Interactions plot

Most explainability plots only allow the user to analyze one variable at a time.

Interactions plots are an interesting way to visualize a couple of variables and their corresponding contribution to the model output.

Shapash integrates two methods that allow to display such interactions for several individuals : interactions_plot and top_interactions_plot.

This tutorial presents how to use both methods to get more insights about your model and how two variables interact with it.

Content : - Loading dataset and fitting a model - Declare and compile Shapash smart explainer - Plot top interaction values - Plot a chosen couple of variables

We used Kaggle’s Titanic dataset

[1]:
import pandas as pd
from category_encoders import OrdinalEncoder
from xgboost import XGBClassifier
from sklearn.model_selection import train_test_split

Building Supervized Model

Load Titanic data

[3]:
from shapash.data.data_loader import data_loading
titanic_df, titanic_dict = data_loading('titanic')
del titanic_df['Name']
y_df=titanic_df['Survived']
X_df=titanic_df[titanic_df.columns.difference(['Survived'])]
[4]:
titanic_df.head()
[4]:
Survived Pclass Sex Age SibSp Parch Fare Embarked Title
PassengerId
1 0 Third class male 22.0 1 0 7.25 Southampton Mr
2 1 First class female 38.0 1 0 71.28 Cherbourg Mrs
3 1 Third class female 26.0 0 0 7.92 Southampton Miss
4 1 First class female 35.0 1 0 53.10 Southampton Mrs
5 0 Third class male 35.0 0 0 8.05 Southampton Mr
[5]:
from category_encoders import OrdinalEncoder

categorical_features = [col for col in X_df.columns if X_df[col].dtype == 'object']

encoder = OrdinalEncoder(
    cols=categorical_features,
    handle_unknown='ignore',
    return_df=True).fit(X_df)

X_df=encoder.transform(X_df)

Train / Test Split + model fitting

[6]:
Xtrain, Xtest, ytrain, ytest = train_test_split(X_df, y_df, train_size=0.75, random_state=7)
[7]:
clf = XGBClassifier(n_estimators=200,min_child_weight=2).fit(Xtrain,ytrain)

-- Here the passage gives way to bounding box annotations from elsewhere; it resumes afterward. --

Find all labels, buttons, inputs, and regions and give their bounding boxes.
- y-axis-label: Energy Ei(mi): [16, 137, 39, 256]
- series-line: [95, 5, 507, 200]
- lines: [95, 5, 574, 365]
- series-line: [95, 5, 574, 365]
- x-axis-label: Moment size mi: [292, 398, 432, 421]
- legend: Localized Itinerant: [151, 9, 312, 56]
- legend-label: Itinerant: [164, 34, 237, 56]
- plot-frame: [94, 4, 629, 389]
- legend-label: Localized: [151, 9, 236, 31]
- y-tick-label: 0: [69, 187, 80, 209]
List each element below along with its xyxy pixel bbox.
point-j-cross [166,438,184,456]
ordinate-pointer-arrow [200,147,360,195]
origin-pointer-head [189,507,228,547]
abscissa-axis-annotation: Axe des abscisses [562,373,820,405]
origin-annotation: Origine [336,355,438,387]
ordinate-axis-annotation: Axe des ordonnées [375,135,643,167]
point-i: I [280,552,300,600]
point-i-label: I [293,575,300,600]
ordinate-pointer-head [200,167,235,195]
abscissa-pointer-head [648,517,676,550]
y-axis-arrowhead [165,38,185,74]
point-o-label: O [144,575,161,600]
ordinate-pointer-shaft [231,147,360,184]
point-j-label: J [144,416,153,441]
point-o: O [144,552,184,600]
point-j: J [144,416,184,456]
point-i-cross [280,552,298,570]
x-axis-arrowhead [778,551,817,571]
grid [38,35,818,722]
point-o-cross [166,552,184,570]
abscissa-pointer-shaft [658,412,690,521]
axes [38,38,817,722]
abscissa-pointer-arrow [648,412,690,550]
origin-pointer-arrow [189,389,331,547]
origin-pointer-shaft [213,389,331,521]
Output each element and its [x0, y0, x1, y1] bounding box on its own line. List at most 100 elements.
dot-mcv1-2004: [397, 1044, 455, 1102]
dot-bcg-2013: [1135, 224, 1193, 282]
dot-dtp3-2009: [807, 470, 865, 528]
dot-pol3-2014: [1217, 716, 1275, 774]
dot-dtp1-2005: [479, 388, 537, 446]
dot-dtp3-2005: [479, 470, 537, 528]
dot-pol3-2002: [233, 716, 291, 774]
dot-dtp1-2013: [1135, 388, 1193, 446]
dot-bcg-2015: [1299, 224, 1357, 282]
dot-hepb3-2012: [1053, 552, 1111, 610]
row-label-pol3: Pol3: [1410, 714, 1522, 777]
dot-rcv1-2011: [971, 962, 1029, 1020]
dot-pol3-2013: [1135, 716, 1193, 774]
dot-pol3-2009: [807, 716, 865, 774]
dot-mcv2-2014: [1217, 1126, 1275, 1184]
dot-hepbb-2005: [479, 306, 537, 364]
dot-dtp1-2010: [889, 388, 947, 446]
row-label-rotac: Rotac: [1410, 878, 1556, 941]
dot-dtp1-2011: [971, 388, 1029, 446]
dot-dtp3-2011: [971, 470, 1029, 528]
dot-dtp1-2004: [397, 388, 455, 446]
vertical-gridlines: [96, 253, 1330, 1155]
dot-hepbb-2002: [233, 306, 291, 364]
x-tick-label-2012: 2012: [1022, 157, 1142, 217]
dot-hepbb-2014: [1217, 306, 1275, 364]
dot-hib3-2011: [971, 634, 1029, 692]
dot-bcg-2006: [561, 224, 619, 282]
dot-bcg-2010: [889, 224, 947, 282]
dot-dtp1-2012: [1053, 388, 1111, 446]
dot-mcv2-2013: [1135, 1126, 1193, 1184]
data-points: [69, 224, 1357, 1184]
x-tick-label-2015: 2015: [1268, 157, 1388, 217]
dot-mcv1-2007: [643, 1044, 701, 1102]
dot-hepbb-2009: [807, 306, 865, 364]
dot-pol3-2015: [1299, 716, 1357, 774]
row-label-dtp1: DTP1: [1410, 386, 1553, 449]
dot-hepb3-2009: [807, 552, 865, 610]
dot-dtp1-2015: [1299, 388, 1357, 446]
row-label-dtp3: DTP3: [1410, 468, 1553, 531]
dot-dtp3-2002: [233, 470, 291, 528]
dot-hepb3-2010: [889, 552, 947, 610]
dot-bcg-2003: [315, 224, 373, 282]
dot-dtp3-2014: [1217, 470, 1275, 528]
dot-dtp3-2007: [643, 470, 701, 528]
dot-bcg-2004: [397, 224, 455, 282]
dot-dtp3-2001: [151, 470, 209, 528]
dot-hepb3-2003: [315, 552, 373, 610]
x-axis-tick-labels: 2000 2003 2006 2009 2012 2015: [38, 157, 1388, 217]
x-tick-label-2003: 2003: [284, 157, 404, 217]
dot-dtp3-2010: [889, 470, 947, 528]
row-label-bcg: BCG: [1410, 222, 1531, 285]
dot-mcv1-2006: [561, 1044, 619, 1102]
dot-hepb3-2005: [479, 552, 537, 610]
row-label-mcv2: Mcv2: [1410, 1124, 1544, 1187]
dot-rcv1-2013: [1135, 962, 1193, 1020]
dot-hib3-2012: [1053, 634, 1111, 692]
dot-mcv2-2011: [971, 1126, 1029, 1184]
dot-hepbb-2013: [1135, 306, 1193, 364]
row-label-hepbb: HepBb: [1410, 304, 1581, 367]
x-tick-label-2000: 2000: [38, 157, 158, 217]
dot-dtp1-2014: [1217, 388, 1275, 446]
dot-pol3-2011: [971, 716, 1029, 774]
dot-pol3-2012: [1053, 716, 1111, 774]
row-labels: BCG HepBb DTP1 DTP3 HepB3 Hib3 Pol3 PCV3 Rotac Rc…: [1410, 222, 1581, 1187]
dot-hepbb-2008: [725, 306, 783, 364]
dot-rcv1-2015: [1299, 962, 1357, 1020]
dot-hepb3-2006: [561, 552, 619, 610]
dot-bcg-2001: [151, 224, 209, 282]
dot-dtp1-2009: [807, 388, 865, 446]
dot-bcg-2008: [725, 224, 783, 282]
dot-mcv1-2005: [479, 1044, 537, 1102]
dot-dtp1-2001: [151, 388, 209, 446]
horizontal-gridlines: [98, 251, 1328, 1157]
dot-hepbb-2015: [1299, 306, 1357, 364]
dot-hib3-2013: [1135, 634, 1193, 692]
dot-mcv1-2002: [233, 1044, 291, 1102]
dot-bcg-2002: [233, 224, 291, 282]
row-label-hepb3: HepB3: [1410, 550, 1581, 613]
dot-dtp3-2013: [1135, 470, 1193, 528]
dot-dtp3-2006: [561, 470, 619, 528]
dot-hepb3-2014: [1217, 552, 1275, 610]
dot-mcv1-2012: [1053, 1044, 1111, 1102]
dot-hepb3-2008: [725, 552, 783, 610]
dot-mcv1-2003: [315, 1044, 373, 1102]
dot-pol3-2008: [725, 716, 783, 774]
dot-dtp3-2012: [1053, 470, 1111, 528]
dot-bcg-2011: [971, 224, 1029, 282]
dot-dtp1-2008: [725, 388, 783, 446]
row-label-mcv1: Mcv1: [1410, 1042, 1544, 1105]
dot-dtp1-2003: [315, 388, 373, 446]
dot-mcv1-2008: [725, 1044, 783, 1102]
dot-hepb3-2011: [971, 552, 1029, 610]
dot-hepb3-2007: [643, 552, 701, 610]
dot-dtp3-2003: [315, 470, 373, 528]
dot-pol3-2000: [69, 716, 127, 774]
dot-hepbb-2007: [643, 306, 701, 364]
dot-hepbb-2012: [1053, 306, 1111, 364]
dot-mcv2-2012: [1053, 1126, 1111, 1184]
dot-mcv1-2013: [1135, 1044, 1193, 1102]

Declare and Compile SmartExplainer

[8]:
from shapash import SmartExplainer
[9]:
response_dict = {0: 'Death', 1:' Survival'}
[10]:
xpl = SmartExplainer(
    model=clf,
    preprocessing=encoder,      # Optional: compile step can use inverse_transform method
    features_dict=titanic_dict, # Optional parameters
    label_dict=response_dict    # Optional parameters, dicts specify labels
)
[11]:
xpl.compile(x=Xtest)
Backend: Shap TreeExplainer

Plot top interactions

Now we may want to analyze our model and in particular how some variables combinations influence the output.

Shapash allows to quickly inspect your model by showing the variables for which there is the highest chance to get interesting interactions.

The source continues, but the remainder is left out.